2. The pipette of claim 1 further including a user moveable member for axially moving the volume setting member within the housing after the release thereof from the housing.

3. The pipette of claim 1 wherein the threaded member is supported within the housing to move axially with the sleeve and the plunger unit when the volume setting member is released by the locking mechanism from the housing to provide the rapid adjustment of the volume setting for the pipette.

4. The pipette of claim 3 wherein the locking mechanism comprises:

support means for releasably securing the threaded member relative to the housing such that (i) upon release of the threaded member from the housing, the sleeve is free to move axially with the threaded member to produce a quick axial adjustment of the position of the sleeve within the housing and hence the volume setting of the pipette and (ii) when secured to the housing, a turning of the plunger unit produces a fine axial adjustment of the position of the sleeve within the housing and hence the volume setting of the pipette as sensed by the sensor means and displayed by the display.

5. The pipette of claim 4 wherein the locking mechanism comprises a lever lock for locking the threaded member relative to the housing and for releasing the threaded member to move axially within the housing with the sleeve to rapidly adjust the volume setting for the pipette.

6. The pipette of claim 4 wherein the user operable lock mechanism comprises a friction brake releasably locking the threaded member relative to the housing.

7. The pipette of claim 4 wherein the user operable lock mechanism comprises:

a series of vertically spaced index holes in a side of the threaded member; and

a spring biased push button mechanism including a pin for laterally riding into and out of different ones of the index holes upon axial movement of the sleeve and threaded member to rapidly reset the volume of the pipette.

8. The pipette of claim 4 further including spring means for urging the sleeve in a downward direction within the housing.

9. The pipette of claim 4 wherein the user operable lock mechanism comprises:

a series of vertically spaced index holes in a side of the threaded member; and

a spring biased push button mechanism including a pin for laterally riding into and out of different ones of the index holes upon axial movement of the sleeve and threaded member to rapidly reset the volume of the pipette.

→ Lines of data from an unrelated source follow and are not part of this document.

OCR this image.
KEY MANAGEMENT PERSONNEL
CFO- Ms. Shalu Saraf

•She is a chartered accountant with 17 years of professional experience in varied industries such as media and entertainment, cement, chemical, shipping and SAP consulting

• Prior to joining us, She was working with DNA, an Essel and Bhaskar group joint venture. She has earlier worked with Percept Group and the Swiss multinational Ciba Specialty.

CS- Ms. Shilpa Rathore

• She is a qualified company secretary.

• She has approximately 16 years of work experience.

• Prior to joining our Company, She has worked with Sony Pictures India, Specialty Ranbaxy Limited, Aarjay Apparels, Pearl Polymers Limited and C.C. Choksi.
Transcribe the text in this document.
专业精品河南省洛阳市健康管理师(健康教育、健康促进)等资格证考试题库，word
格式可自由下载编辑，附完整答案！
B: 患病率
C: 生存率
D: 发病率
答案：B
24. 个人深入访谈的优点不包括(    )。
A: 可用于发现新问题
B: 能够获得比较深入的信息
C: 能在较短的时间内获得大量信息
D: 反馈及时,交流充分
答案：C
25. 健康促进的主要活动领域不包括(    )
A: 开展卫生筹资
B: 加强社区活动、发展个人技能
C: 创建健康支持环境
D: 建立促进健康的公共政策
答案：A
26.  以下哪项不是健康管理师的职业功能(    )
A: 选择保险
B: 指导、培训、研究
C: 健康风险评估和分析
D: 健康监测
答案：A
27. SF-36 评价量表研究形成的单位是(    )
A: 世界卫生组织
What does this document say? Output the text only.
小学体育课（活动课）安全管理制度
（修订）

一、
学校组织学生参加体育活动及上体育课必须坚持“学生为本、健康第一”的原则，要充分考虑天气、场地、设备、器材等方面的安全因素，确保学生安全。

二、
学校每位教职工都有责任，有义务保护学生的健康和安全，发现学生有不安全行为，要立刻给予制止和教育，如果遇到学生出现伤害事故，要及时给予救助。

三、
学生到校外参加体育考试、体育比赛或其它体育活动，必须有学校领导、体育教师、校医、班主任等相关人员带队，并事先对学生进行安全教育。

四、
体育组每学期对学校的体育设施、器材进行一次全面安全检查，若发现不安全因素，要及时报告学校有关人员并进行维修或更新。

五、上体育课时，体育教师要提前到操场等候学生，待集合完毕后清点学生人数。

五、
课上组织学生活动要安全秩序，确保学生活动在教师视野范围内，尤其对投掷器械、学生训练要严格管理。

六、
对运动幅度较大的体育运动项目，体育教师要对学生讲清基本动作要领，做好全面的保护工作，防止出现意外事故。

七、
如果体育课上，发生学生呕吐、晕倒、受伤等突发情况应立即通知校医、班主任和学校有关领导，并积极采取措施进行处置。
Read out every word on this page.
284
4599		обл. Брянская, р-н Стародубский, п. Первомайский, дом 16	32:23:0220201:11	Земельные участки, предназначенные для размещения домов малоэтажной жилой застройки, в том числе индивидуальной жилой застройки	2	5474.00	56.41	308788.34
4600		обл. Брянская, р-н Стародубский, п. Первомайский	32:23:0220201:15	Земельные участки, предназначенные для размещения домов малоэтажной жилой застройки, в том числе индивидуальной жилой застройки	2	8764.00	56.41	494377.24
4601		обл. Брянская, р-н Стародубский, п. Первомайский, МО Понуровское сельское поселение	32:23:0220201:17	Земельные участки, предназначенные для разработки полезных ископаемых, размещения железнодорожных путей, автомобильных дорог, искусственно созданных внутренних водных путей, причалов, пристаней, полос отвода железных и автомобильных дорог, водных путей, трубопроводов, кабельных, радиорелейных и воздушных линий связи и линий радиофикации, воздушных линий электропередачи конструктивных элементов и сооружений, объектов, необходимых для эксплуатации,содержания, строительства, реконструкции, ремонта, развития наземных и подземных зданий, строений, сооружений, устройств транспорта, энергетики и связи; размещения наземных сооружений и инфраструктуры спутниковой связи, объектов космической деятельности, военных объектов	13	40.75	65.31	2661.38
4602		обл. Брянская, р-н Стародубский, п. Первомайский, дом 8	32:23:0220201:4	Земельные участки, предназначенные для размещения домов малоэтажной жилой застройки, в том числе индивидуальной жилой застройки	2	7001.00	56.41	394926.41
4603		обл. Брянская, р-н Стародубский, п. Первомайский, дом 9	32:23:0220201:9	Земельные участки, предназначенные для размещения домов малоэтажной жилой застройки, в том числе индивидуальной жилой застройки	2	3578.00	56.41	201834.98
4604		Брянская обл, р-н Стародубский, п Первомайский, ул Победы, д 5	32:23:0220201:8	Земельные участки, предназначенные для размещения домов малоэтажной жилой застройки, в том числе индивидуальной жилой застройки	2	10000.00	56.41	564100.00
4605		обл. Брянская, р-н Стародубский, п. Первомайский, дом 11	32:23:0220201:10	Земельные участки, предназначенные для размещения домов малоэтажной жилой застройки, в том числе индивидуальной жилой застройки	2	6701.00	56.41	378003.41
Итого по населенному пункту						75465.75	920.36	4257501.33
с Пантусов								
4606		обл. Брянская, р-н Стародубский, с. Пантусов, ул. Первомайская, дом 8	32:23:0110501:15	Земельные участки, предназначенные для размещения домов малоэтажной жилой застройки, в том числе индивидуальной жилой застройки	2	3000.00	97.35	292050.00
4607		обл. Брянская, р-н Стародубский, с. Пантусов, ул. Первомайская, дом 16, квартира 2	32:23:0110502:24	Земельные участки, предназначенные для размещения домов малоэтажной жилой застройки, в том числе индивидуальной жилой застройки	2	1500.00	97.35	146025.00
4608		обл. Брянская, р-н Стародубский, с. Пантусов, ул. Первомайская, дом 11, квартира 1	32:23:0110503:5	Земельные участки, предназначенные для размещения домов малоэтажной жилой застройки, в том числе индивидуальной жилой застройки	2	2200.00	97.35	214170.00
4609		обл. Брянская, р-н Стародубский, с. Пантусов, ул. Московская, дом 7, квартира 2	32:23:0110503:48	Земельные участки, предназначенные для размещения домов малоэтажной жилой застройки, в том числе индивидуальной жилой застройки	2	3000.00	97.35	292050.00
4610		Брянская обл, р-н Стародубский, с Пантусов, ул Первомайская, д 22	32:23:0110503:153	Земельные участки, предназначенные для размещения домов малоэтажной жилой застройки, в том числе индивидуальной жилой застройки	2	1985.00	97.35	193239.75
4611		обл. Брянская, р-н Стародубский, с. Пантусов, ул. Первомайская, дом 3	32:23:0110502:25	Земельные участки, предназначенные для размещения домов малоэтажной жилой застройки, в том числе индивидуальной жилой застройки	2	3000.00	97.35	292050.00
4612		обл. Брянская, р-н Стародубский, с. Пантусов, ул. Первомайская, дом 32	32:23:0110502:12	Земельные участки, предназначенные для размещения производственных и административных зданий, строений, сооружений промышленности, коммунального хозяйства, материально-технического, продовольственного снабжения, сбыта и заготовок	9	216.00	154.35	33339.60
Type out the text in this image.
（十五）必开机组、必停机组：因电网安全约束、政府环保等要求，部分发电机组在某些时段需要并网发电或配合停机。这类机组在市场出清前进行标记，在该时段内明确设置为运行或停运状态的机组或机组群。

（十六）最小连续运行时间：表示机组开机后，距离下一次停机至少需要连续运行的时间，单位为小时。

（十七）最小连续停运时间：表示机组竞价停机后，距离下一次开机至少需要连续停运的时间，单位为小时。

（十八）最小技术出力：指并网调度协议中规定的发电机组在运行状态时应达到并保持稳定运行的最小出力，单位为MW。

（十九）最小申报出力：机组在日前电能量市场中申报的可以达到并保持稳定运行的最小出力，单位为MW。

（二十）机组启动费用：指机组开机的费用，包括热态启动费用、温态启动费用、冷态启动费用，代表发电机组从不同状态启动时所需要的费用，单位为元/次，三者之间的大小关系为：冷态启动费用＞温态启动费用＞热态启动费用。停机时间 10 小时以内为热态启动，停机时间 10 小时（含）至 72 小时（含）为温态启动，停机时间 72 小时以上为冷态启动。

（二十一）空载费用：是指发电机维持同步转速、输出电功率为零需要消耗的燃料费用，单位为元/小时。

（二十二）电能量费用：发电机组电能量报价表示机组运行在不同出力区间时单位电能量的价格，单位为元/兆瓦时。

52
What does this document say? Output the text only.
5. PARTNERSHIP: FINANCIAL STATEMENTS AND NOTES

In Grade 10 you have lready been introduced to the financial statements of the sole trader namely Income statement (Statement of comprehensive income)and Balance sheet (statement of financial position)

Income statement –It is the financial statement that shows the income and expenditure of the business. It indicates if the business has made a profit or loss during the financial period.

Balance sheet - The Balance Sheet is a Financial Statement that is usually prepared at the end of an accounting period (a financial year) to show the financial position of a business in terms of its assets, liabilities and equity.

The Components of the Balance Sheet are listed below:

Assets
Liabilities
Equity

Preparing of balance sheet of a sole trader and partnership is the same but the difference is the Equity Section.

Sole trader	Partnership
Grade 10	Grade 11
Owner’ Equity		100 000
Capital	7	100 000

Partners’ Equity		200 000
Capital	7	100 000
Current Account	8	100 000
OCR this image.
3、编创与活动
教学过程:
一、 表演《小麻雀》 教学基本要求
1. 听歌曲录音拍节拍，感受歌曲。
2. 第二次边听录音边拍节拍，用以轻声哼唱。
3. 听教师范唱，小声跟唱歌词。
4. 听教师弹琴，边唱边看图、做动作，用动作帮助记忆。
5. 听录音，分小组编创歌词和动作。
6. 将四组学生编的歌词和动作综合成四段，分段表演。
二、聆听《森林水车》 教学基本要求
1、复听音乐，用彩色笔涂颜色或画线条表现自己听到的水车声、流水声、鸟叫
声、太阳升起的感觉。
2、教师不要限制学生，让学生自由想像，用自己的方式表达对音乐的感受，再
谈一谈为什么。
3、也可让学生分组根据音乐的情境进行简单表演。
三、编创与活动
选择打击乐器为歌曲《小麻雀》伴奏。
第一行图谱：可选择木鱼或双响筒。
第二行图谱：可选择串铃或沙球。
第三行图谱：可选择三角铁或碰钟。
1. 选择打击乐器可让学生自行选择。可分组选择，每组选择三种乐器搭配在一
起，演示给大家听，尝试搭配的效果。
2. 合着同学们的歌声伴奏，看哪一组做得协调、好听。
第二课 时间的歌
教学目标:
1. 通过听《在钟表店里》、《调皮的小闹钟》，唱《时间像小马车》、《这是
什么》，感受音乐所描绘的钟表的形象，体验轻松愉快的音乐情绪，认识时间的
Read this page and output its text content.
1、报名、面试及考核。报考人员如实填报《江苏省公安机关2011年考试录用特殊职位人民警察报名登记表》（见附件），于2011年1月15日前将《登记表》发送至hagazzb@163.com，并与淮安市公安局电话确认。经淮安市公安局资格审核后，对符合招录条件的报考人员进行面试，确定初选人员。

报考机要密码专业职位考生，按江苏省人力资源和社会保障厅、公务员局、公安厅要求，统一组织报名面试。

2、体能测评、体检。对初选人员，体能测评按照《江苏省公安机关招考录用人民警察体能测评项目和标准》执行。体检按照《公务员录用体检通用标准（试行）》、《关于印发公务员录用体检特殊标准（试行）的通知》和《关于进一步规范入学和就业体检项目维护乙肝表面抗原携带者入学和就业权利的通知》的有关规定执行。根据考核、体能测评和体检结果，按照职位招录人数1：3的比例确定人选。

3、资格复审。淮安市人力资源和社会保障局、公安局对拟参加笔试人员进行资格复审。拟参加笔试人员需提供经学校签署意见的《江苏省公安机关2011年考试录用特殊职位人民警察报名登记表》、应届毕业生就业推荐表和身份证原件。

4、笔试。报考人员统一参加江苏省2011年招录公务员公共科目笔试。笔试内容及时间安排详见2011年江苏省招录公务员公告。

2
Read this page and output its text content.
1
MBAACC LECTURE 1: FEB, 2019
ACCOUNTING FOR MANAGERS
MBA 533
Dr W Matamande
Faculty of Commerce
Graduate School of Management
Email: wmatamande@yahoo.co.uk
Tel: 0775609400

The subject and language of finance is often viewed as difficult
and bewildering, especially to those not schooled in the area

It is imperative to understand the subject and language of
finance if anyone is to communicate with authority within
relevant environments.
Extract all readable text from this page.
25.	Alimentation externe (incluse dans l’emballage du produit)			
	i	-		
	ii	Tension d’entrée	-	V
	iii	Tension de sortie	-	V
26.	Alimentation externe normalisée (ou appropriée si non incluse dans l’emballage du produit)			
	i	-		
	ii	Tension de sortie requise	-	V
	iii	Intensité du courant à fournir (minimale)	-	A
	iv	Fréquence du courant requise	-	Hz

10. The pipette of claim 4 wherein the threaded member comprises a split nut supported for lateral outwardly and inward movement by a pipette user to release from and engage the sleeve when it is desired to rapidly and then finely adjust the volume setting of the pipette.

11. The pipette of claim 4 wherein the threaded member includes an axially extending indexing sleeve axially receiving the plunger unit and the user operable locking mechanism comprises user actuatable inwardly extending members for engaging and releasing from the indexing sleeve.

12. The pipette of claim 4 wherein the sleeve defining the upper stop member comprises a tubular ball screw axially receiving the plunger unit and the threaded member comprises a spring loaded ball for riding in the screw of the ball screw.

13. The pipette of claim 12 including a collar on the plunger unit above the ball screw for moving with the plunger unit to engage the ball screw upon downward relative movement of the ball screw within the housing.

14. The pipette of claim 12 further including an arm extending from the ball screw for axially moving the ball screw upon a release of the user operable lock mechanism to rapidly reset the volume of the pipette.

15. The pipette of claim 12 including a collar on the plunger unit above the ball screw for moving with the plunger unit to engage the ball screw upon downward relative movement of the ball screw within the housing.

16. The pipette of claim 1 wherein the sleeve is externally threaded and keyed to turn with the plunger unit relative to the threaded member comprising an internally threaded nut.

17. The pipette of claim 1 further including spring means for urging the volume setting member in a downward direction within the housing.